My story was all about suffering, and my suffering as a young child came from feeling disconnected from my parents and older sister, a sense of isolation that later manifested itself in the form of a physical dis-ease. In addition, I suffered from the loss of my biological father and used my bereavement as a crutch to keep my sadness and emptiness alive.
The Suffering Child
Throughout my childhood and early teen years, emotional traumas took up residence in my cellular makeup and my personality responded. At age three, for example, I announced one evening during dinner that I wanted to be a dog, and I started barking as I moved away from the table and onto the floor. My new father, finding my antics neither funny nor cute, proceeded to walk me out to our front porch. “You’ll have to stay here because this is where dogs belong,” he said. Years later I wondered why my mother or sister didn’t come to my rescue, and why I lacked the courage to go inside, scream, or fight. Why did I just stand outside the door watching my family carry on as usual at the dinner table?
When I did start to cry, because I had to go to the bathroom, my new father said, “Dogs go to the bathroom outside.” Intense fear coursed through me as I refused to suffer further embarrassment by peeing in my pants. When I was later let back into the house, my father said, “I guess you’ll never want to be a dog again.”
That day I lost piece of myself to a world of grief, shame, and despair. The resulting sense of separation, alienation, and annihilation soon became part of my personality. And over time this primordial scene of humiliating abandonment crystallized into a feeling of being a perpetual outsider looking in. Worse, my family supported my vision of myself as a hapless victim of circumstance and played their parts perfectly. My mother, still a child herself, together with my sister and my new father were unable to stir a sense of self-awareness within me. As such, the truth of who I was beneath the facade of my story was not to be revealed.

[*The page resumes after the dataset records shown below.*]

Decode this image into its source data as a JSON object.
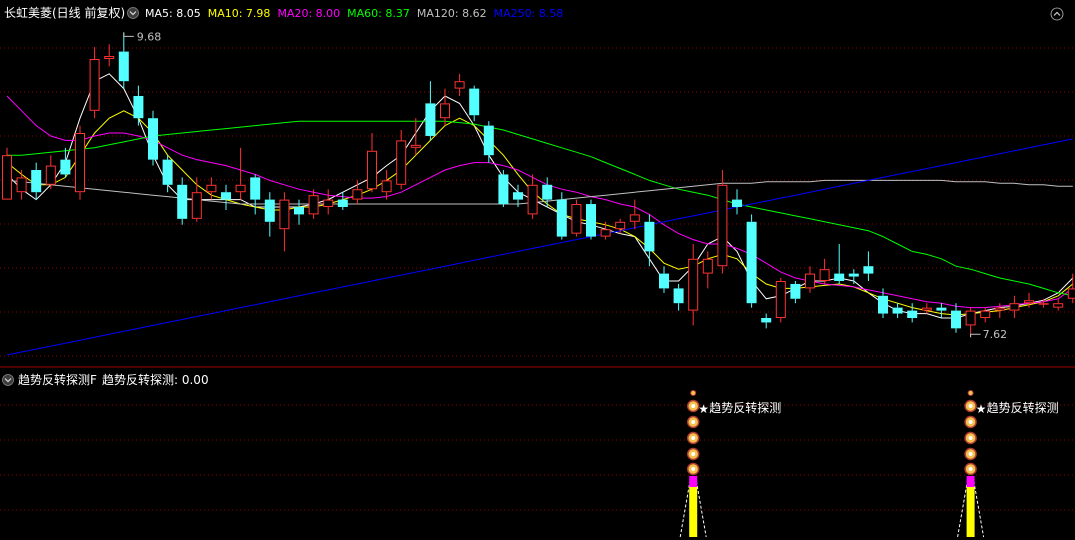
{
  "main_panel": {
    "title": "长虹美菱(日线 前复权)",
    "ma_legend": [
      {
        "label": "MA5: 8.05",
        "color": "#ffffff"
      },
      {
        "label": "MA10: 7.98",
        "color": "#ffff00"
      },
      {
        "label": "MA20: 8.00",
        "color": "#ff00ff"
      },
      {
        "label": "MA60: 8.37",
        "color": "#00ff00"
      },
      {
        "label": "MA120: 8.62",
        "color": "#c0c0c0"
      },
      {
        "label": "MA250: 8.58",
        "color": "#0000ff"
      }
    ],
    "high_marker": "9.68",
    "low_marker": "7.62"
  },
  "sub_panel": {
    "title": "趋势反转探测F",
    "value_label": "趋势反转探测: 0.00",
    "signal_label": "趋势反转探测",
    "signal_count": 2
  },
  "colors": {
    "up": "#ff3232",
    "down": "#54ffff",
    "ma5": "#ffffff",
    "ma10": "#ffff00",
    "ma20": "#ff00ff",
    "ma60": "#00ff00",
    "ma120": "#c0c0c0",
    "ma250": "#0000ff",
    "grid": "#8b0000",
    "signal_bar": "#ffff00",
    "signal_top": "#ff00ff"
  },
  "chart_data": {
    "type": "candlestick",
    "ylim": [
      7.5,
      9.75
    ],
    "candles": [
      [
        8.55,
        8.85,
        8.9,
        8.55
      ],
      [
        8.6,
        8.7,
        8.75,
        8.55
      ],
      [
        8.75,
        8.6,
        8.8,
        8.55
      ],
      [
        8.65,
        8.78,
        8.85,
        8.62
      ],
      [
        8.82,
        8.72,
        8.9,
        8.7
      ],
      [
        8.6,
        9.0,
        9.05,
        8.55
      ],
      [
        9.15,
        9.5,
        9.58,
        9.1
      ],
      [
        9.5,
        9.52,
        9.6,
        9.45
      ],
      [
        9.55,
        9.35,
        9.68,
        9.3
      ],
      [
        9.25,
        9.1,
        9.32,
        9.05
      ],
      [
        9.1,
        8.82,
        9.15,
        8.78
      ],
      [
        8.82,
        8.65,
        8.85,
        8.6
      ],
      [
        8.65,
        8.42,
        8.7,
        8.38
      ],
      [
        8.42,
        8.6,
        8.7,
        8.4
      ],
      [
        8.6,
        8.65,
        8.7,
        8.55
      ],
      [
        8.6,
        8.55,
        8.65,
        8.48
      ],
      [
        8.6,
        8.65,
        8.9,
        8.55
      ],
      [
        8.7,
        8.55,
        8.72,
        8.45
      ],
      [
        8.55,
        8.4,
        8.6,
        8.3
      ],
      [
        8.35,
        8.55,
        8.6,
        8.2
      ],
      [
        8.5,
        8.45,
        8.55,
        8.38
      ],
      [
        8.45,
        8.58,
        8.62,
        8.42
      ],
      [
        8.5,
        8.55,
        8.62,
        8.45
      ],
      [
        8.55,
        8.5,
        8.6,
        8.48
      ],
      [
        8.55,
        8.62,
        8.68,
        8.52
      ],
      [
        8.62,
        8.88,
        9.0,
        8.6
      ],
      [
        8.6,
        8.68,
        8.75,
        8.55
      ],
      [
        8.65,
        8.95,
        9.02,
        8.62
      ],
      [
        8.9,
        8.92,
        9.1,
        8.85
      ],
      [
        9.2,
        8.98,
        9.35,
        8.95
      ],
      [
        9.1,
        9.2,
        9.3,
        9.05
      ],
      [
        9.3,
        9.35,
        9.4,
        9.25
      ],
      [
        9.3,
        9.12,
        9.32,
        9.08
      ],
      [
        9.05,
        8.85,
        9.08,
        8.8
      ],
      [
        8.72,
        8.52,
        8.75,
        8.5
      ],
      [
        8.6,
        8.55,
        8.65,
        8.5
      ],
      [
        8.45,
        8.65,
        8.72,
        8.42
      ],
      [
        8.65,
        8.55,
        8.7,
        8.5
      ],
      [
        8.55,
        8.3,
        8.6,
        8.28
      ],
      [
        8.32,
        8.52,
        8.55,
        8.3
      ],
      [
        8.52,
        8.3,
        8.55,
        8.28
      ],
      [
        8.3,
        8.35,
        8.4,
        8.28
      ],
      [
        8.35,
        8.4,
        8.42,
        8.32
      ],
      [
        8.4,
        8.45,
        8.55,
        8.35
      ],
      [
        8.4,
        8.2,
        8.45,
        8.1
      ],
      [
        8.05,
        7.95,
        8.1,
        7.92
      ],
      [
        7.95,
        7.85,
        7.98,
        7.8
      ],
      [
        7.8,
        8.15,
        8.25,
        7.7
      ],
      [
        8.05,
        8.15,
        8.2,
        7.95
      ],
      [
        8.1,
        8.65,
        8.75,
        8.05
      ],
      [
        8.55,
        8.5,
        8.62,
        8.45
      ],
      [
        8.4,
        7.85,
        8.45,
        7.82
      ],
      [
        7.75,
        7.72,
        7.78,
        7.68
      ],
      [
        7.75,
        8.0,
        8.02,
        7.72
      ],
      [
        7.98,
        7.88,
        8.0,
        7.85
      ],
      [
        7.95,
        8.05,
        8.1,
        7.92
      ],
      [
        8.0,
        8.08,
        8.15,
        7.98
      ],
      [
        8.05,
        8.0,
        8.25,
        7.98
      ],
      [
        8.05,
        8.03,
        8.08,
        7.98
      ],
      [
        8.1,
        8.05,
        8.2,
        8.0
      ],
      [
        7.9,
        7.78,
        7.95,
        7.75
      ],
      [
        7.82,
        7.78,
        7.85,
        7.75
      ],
      [
        7.8,
        7.75,
        7.85,
        7.72
      ],
      [
        7.8,
        7.82,
        7.85,
        7.78
      ],
      [
        7.82,
        7.8,
        7.85,
        7.75
      ],
      [
        7.8,
        7.68,
        7.85,
        7.65
      ],
      [
        7.7,
        7.8,
        7.82,
        7.62
      ],
      [
        7.75,
        7.8,
        7.82,
        7.72
      ],
      [
        7.8,
        7.82,
        7.85,
        7.75
      ],
      [
        7.8,
        7.85,
        7.9,
        7.75
      ],
      [
        7.85,
        7.87,
        7.92,
        7.82
      ],
      [
        7.85,
        7.85,
        7.88,
        7.82
      ],
      [
        7.82,
        7.85,
        7.88,
        7.8
      ],
      [
        7.88,
        7.95,
        8.05,
        7.85
      ],
      [
        7.9,
        8.1,
        8.15,
        7.88
      ]
    ],
    "ma_series": [
      {
        "key": "ma5",
        "values": [
          8.72,
          8.62,
          8.55,
          8.65,
          8.8,
          9.1,
          9.35,
          9.4,
          9.3,
          9.1,
          8.85,
          8.65,
          8.55,
          8.55,
          8.55,
          8.55,
          8.55,
          8.5,
          8.5,
          8.5,
          8.5,
          8.52,
          8.55,
          8.6,
          8.65,
          8.7,
          8.78,
          8.85,
          9.0,
          9.15,
          9.25,
          9.2,
          9.05,
          8.85,
          8.7,
          8.6,
          8.55,
          8.5,
          8.45,
          8.4,
          8.38,
          8.35,
          8.32,
          8.3,
          8.15,
          8.0,
          8.0,
          8.1,
          8.25,
          8.3,
          8.2,
          8.0,
          7.88,
          7.9,
          7.95,
          8.0,
          8.0,
          8.02,
          8.0,
          7.92,
          7.85,
          7.8,
          7.78,
          7.78,
          7.75,
          7.75,
          7.78,
          7.8,
          7.82,
          7.83,
          7.85,
          7.87,
          7.92,
          8.02
        ]
      },
      {
        "key": "ma10",
        "values": [
          8.8,
          8.72,
          8.65,
          8.65,
          8.7,
          8.85,
          9.0,
          9.1,
          9.15,
          9.1,
          9.0,
          8.85,
          8.75,
          8.65,
          8.58,
          8.55,
          8.52,
          8.5,
          8.48,
          8.48,
          8.5,
          8.5,
          8.52,
          8.55,
          8.58,
          8.62,
          8.68,
          8.75,
          8.85,
          8.95,
          9.05,
          9.1,
          9.05,
          8.95,
          8.85,
          8.72,
          8.6,
          8.52,
          8.45,
          8.42,
          8.4,
          8.38,
          8.35,
          8.3,
          8.22,
          8.12,
          8.08,
          8.1,
          8.15,
          8.18,
          8.15,
          8.05,
          7.98,
          7.95,
          7.95,
          7.96,
          7.97,
          7.98,
          7.96,
          7.92,
          7.88,
          7.85,
          7.82,
          7.8,
          7.78,
          7.77,
          7.78,
          7.79,
          7.8,
          7.82,
          7.84,
          7.86,
          7.9,
          7.98
        ]
      },
      {
        "key": "ma20",
        "values": [
          9.25,
          9.15,
          9.05,
          8.98,
          8.95,
          8.95,
          8.98,
          9.0,
          9.0,
          8.98,
          8.95,
          8.9,
          8.85,
          8.82,
          8.8,
          8.78,
          8.75,
          8.72,
          8.68,
          8.65,
          8.62,
          8.6,
          8.58,
          8.57,
          8.56,
          8.56,
          8.57,
          8.6,
          8.65,
          8.7,
          8.75,
          8.78,
          8.8,
          8.8,
          8.78,
          8.75,
          8.7,
          8.65,
          8.62,
          8.6,
          8.57,
          8.55,
          8.52,
          8.5,
          8.45,
          8.38,
          8.32,
          8.28,
          8.25,
          8.25,
          8.22,
          8.18,
          8.12,
          8.06,
          8.02,
          8.0,
          7.98,
          7.97,
          7.96,
          7.94,
          7.92,
          7.9,
          7.88,
          7.86,
          7.85,
          7.83,
          7.82,
          7.82,
          7.83,
          7.84,
          7.85,
          7.86,
          7.88,
          7.95
        ]
      },
      {
        "key": "ma60",
        "values": [
          8.85,
          8.85,
          8.86,
          8.87,
          8.88,
          8.89,
          8.9,
          8.92,
          8.94,
          8.96,
          8.98,
          8.99,
          9.0,
          9.01,
          9.02,
          9.03,
          9.04,
          9.05,
          9.06,
          9.07,
          9.08,
          9.08,
          9.08,
          9.08,
          9.08,
          9.08,
          9.08,
          9.08,
          9.08,
          9.08,
          9.08,
          9.07,
          9.06,
          9.04,
          9.02,
          8.99,
          8.96,
          8.93,
          8.9,
          8.87,
          8.84,
          8.8,
          8.76,
          8.72,
          8.68,
          8.65,
          8.62,
          8.6,
          8.58,
          8.55,
          8.52,
          8.5,
          8.48,
          8.46,
          8.44,
          8.42,
          8.4,
          8.38,
          8.36,
          8.34,
          8.3,
          8.25,
          8.2,
          8.18,
          8.15,
          8.1,
          8.08,
          8.05,
          8.02,
          8.0,
          7.98,
          7.95,
          7.92,
          7.9
        ]
      },
      {
        "key": "ma120",
        "values": [
          8.68,
          8.67,
          8.66,
          8.65,
          8.64,
          8.63,
          8.62,
          8.61,
          8.6,
          8.59,
          8.58,
          8.57,
          8.56,
          8.55,
          8.54,
          8.53,
          8.52,
          8.52,
          8.52,
          8.52,
          8.52,
          8.52,
          8.52,
          8.52,
          8.52,
          8.52,
          8.52,
          8.52,
          8.52,
          8.52,
          8.52,
          8.52,
          8.52,
          8.52,
          8.52,
          8.52,
          8.53,
          8.54,
          8.55,
          8.56,
          8.57,
          8.58,
          8.59,
          8.6,
          8.61,
          8.62,
          8.63,
          8.64,
          8.65,
          8.66,
          8.66,
          8.66,
          8.67,
          8.67,
          8.67,
          8.67,
          8.68,
          8.68,
          8.68,
          8.68,
          8.68,
          8.68,
          8.68,
          8.68,
          8.68,
          8.67,
          8.67,
          8.67,
          8.66,
          8.66,
          8.65,
          8.65,
          8.64,
          8.64
        ]
      },
      {
        "key": "ma250",
        "values": [
          7.5,
          7.52,
          7.54,
          7.56,
          7.58,
          7.6,
          7.62,
          7.64,
          7.66,
          7.68,
          7.7,
          7.72,
          7.74,
          7.76,
          7.78,
          7.8,
          7.82,
          7.84,
          7.86,
          7.88,
          7.9,
          7.92,
          7.94,
          7.96,
          7.98,
          8.0,
          8.02,
          8.04,
          8.06,
          8.08,
          8.1,
          8.12,
          8.14,
          8.16,
          8.18,
          8.2,
          8.22,
          8.24,
          8.26,
          8.28,
          8.3,
          8.32,
          8.34,
          8.36,
          8.38,
          8.4,
          8.42,
          8.44,
          8.46,
          8.48,
          8.5,
          8.52,
          8.54,
          8.56,
          8.58,
          8.6,
          8.62,
          8.64,
          8.66,
          8.68,
          8.7,
          8.72,
          8.74,
          8.76,
          8.78,
          8.8,
          8.82,
          8.84,
          8.86,
          8.88,
          8.9,
          8.92,
          8.94,
          8.96
        ]
      }
    ],
    "signals": [
      47,
      66
    ]
  }
}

It took forty years of battling the effects of a crippling disease before I decided not to suffer anymore. “Either I heal or I’m out of here,” I stated emphatically to the universe, fully believing that healing was a physical event. Very soon I realized that this type of healing was soul deep, cellular in nature, and that healing the wounds of my heart would eventually heal every other piece of my being and reveal my true nature.
To Tell the Truth
I have always honored truth. It hurt me when people lied or twisted the facts. I learned very young that truth wasn’t always necessary which set up a conflict in my core beliefs. For example, soon after my (step) father legally adopted both my sister and me, I shared with a friend that my biological father died when I was three. My mother scolded me for revealing the truth and told me not to tell anyone stating, “Sometimes it’s best not to tell the truth.” I left it alone, and we never discussed it again. Even though I heard my mother’s words, I knew this sentiment could never apply to the girl who came into the world seeking truth. This scenario repeated itself throughout my life.
“Love Me Do”
Invisible to myself at age nine, I hid away from life without any clue that I was the perpetrator of my own disembodiment. I felt so lost that I came to believe the only way I could be loved was to be in the hospital. I had learned from watching television that everyone in the hospital gets attended to. So it came as no surprise that one night while trying to fall asleep, I cried out to God, “Maybe if I were in the hospital, the Beatles would come and visit me and then I would be loved by someone.” Four years later I ended up in the hospital, but the Beatles never came to visit me.